Şuuraltında yatanlar bir bir şuur üstüne çıkıyor. "Hilafet" için zemin yoklamanın ötesine geçtiler. Ayasofya açıldı, sıra "Hilafet"te diyorlar.
Birilerinin hilâfetiyle Kur'ânî hilafetin hiçbir surette bağdaşık olmadığı görülecektir. Bu meseleye geleceğim ama önce "Türk"ü silme planı üzerinde duracağız.
Yine nüksetti... Dertleri "Türk"le.
Cumhuriyet gazetesinde HDP'nin eski eş başı Selahattin Demirtaş'la yapılan röportajda, adam Anayasa'nın 66. maddesinin kaldırılmasını istemişti. (Bir "İslâmcı" Selahaddin var. O da PKK uzantısı gibi "Türk" deyince burnundan solur.)
Gazetenin yazarı, Halk TV'de de program yapan Enver Aysever, eski eş baş "Türk"ü silmek için ne söylediyse sıralamıştı.
Bu Selahattin geçmişte "Türk bayrağının adı değişsin, devlet bayrağı olsun" demişti.
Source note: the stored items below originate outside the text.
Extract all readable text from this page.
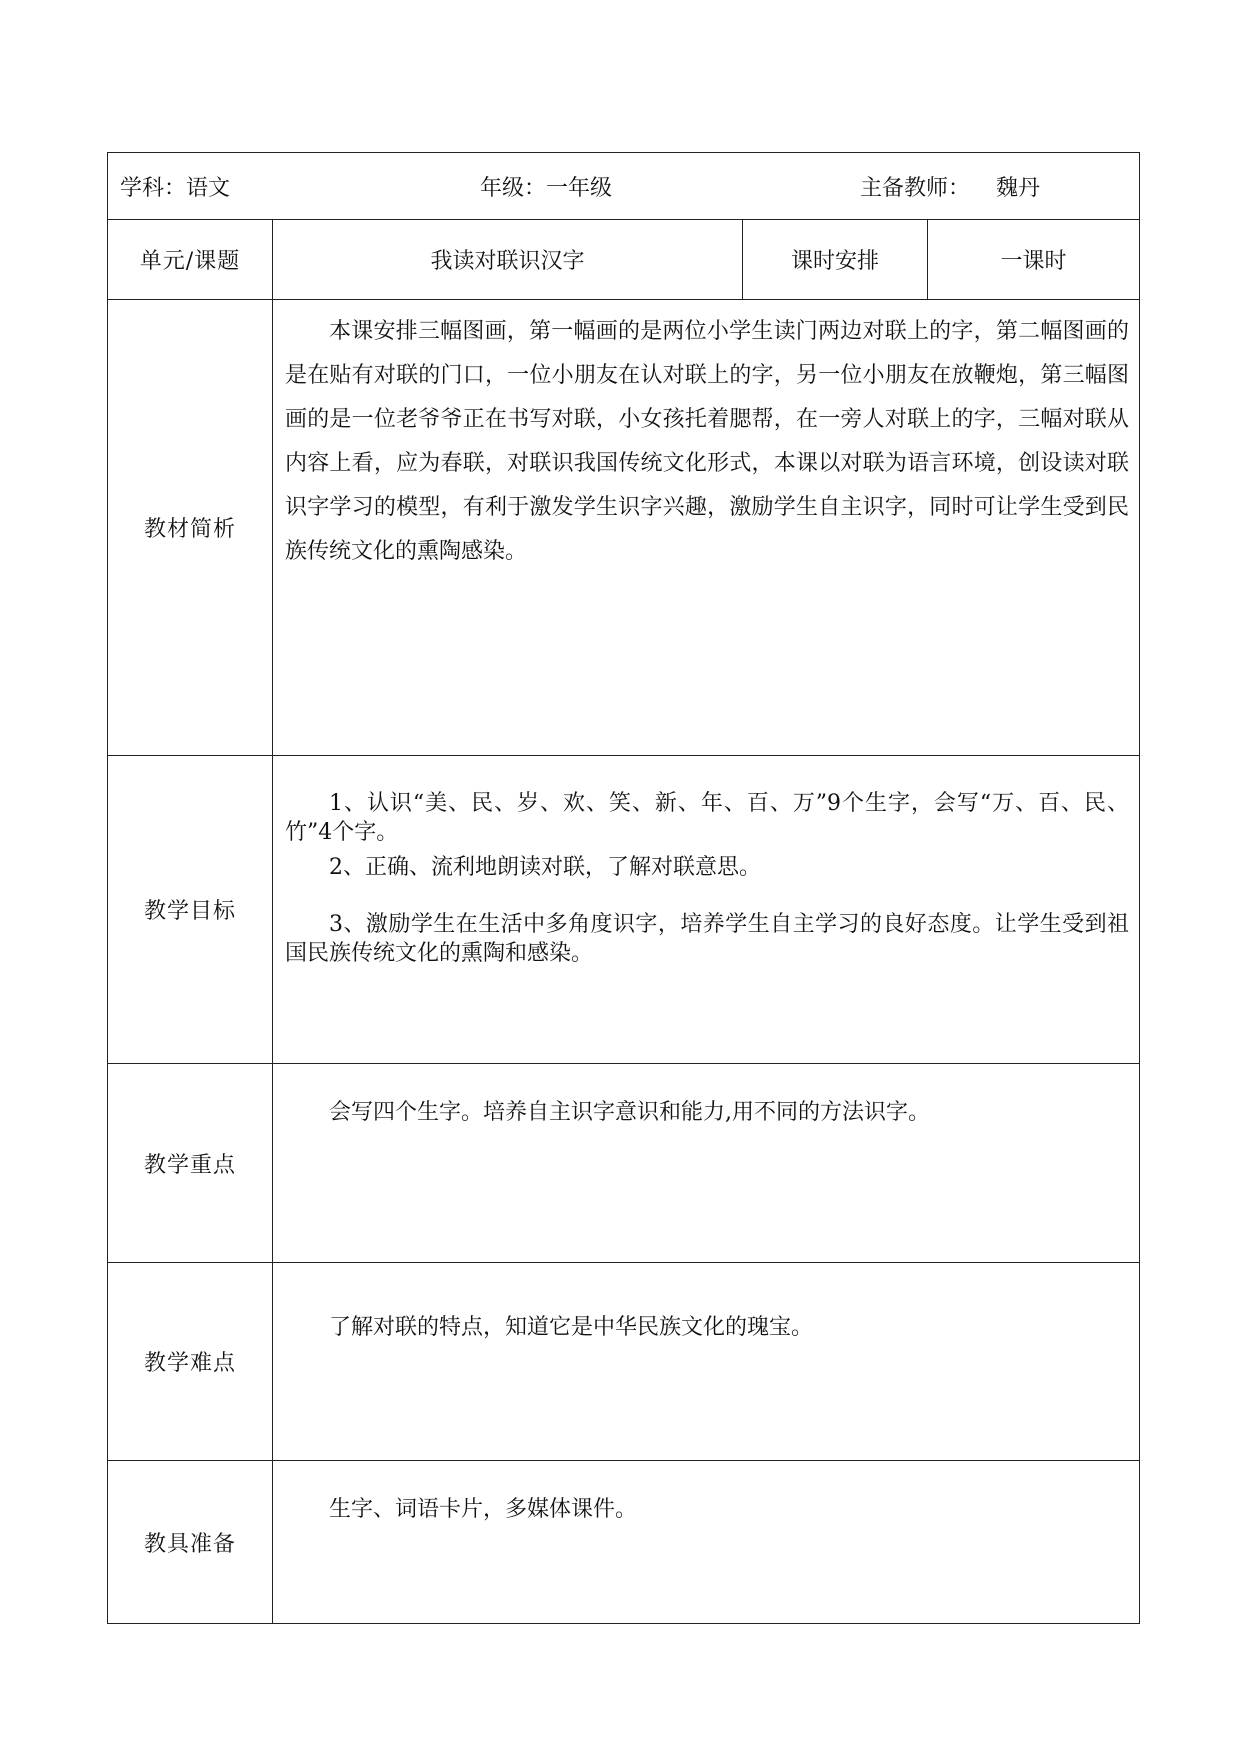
学科：语文 年级：一年级 主备教师： 魏丹			

单元/课题	我读对联识汉字	课时安排	一课时
教材简析	本课安排三幅图画，第一幅画的是两位小学生读门两边对联上的字，第二幅图画的是在贴有对联的门口，一位小朋友在认对联上的字，另一位小朋友在放鞭炮，第三幅图画的是一位老爷爷正在书写对联，小女孩托着腮帮，在一旁人对联上的字，三幅对联从内容上看，应为春联，对联识我国传统文化形式，本课以对联为语言环境，创设读对联识字学习的模型，有利于激发学生识字兴趣，激励学生自主识字，同时可让学生受到民族传统文化的熏陶感染。		

教学目标	1、认识“美、民、岁、欢、笑、新、年、百、万”9个生字，会写“万、百、民、竹”4个字。

2、正确、流利地朗读对联，了解对联意思。

3、激励学生在生活中多角度识字，培养学生自主学习的良好态度。让学生受到祖国民族传统文化的熏陶和感染。		

教学重点	会写四个生字。培养自主识字意识和能力,用不同的方法识字。		

教学难点	了解对联的特点，知道它是中华民族文化的瑰宝。		

教具准备	生字、词语卡片，多媒体课件。		
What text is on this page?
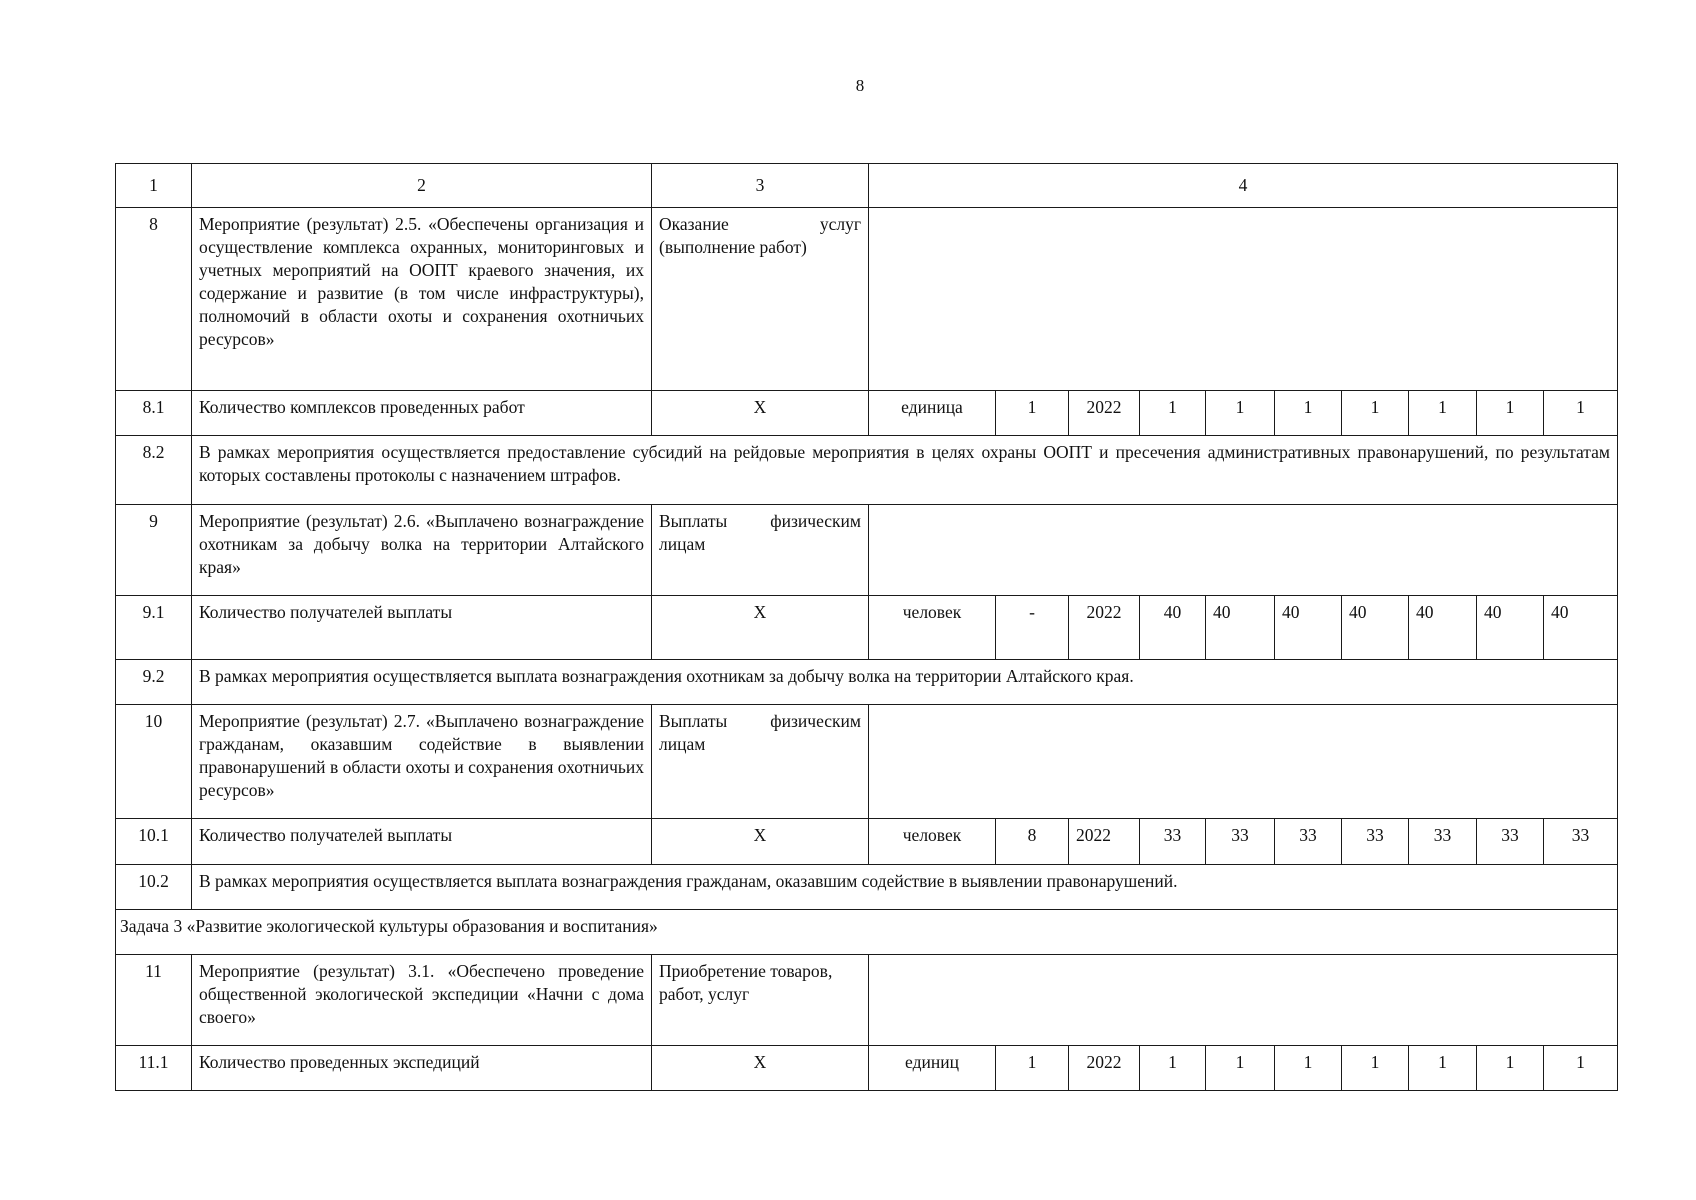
8
1	2	3	4									
8	Мероприятие (результат) 2.5. «Обеспечены организация и осуществление комплекса охранных, мониторинговых и учетных мероприятий на ООПТ краевого значения, их содержание и развитие (в том числе инфраструктуры), полномочий в области охоты и сохранения охотничьих ресурсов»	Оказание услуг (выполнение работ)										
8.1	Количество комплексов проведенных работ	Х	единица	1	2022	1	1	1	1	1	1	1
8.2	В рамках мероприятия осуществляется предоставление субсидий на рейдовые мероприятия в целях охраны ООПТ и пресечения административных правонарушений, по результатам которых составлены протоколы с назначением штрафов.											
9	Мероприятие (результат) 2.6. «Выплачено вознаграждение охотникам за добычу волка на территории Алтайского края»	Выплаты физическим лицам										
9.1	Количество получателей выплаты	Х	человек	-	2022	40	40	40	40	40	40	40
9.2	В рамках мероприятия осуществляется выплата вознаграждения охотникам за добычу волка на территории Алтайского края.											
10	Мероприятие (результат) 2.7. «Выплачено вознаграждение гражданам, оказавшим содействие в выявлении правонарушений в области охоты и сохранения охотничьих ресурсов»	Выплаты физическим лицам										
10.1	Количество получателей выплаты	Х	человек	8	2022	33	33	33	33	33	33	33
10.2	В рамках мероприятия осуществляется выплата вознаграждения гражданам, оказавшим содействие в выявлении правонарушений.											
Задача 3 «Развитие экологической культуры образования и воспитания»												
11	Мероприятие (результат) 3.1. «Обеспечено проведение общественной экологической экспедиции «Начни с дома своего»	Приобретение товаров, работ, услуг										
11.1	Количество проведенных экспедиций	Х	единиц	1	2022	1	1	1	1	1	1	1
Buna en çok sevinen, Saray'ın tayyaresinde özel koltuk sahibi, gözde "yandaş" gazeteci Hilâl K. nam hanım idi. Birçok defa bu sütunda adı geçti. Dikkat ederseniz, haberlerde mahkeme kesinleşmeden mücrimlerin adı ya isimlerin baş harfleriyle ya da isim ve soyadının baş harfleriyle yazılır, söylenir. Türk'ün bayrağının adı değişsin diyen benim nazarımda bir "mücrim"dir; o cürüm işlemiştir.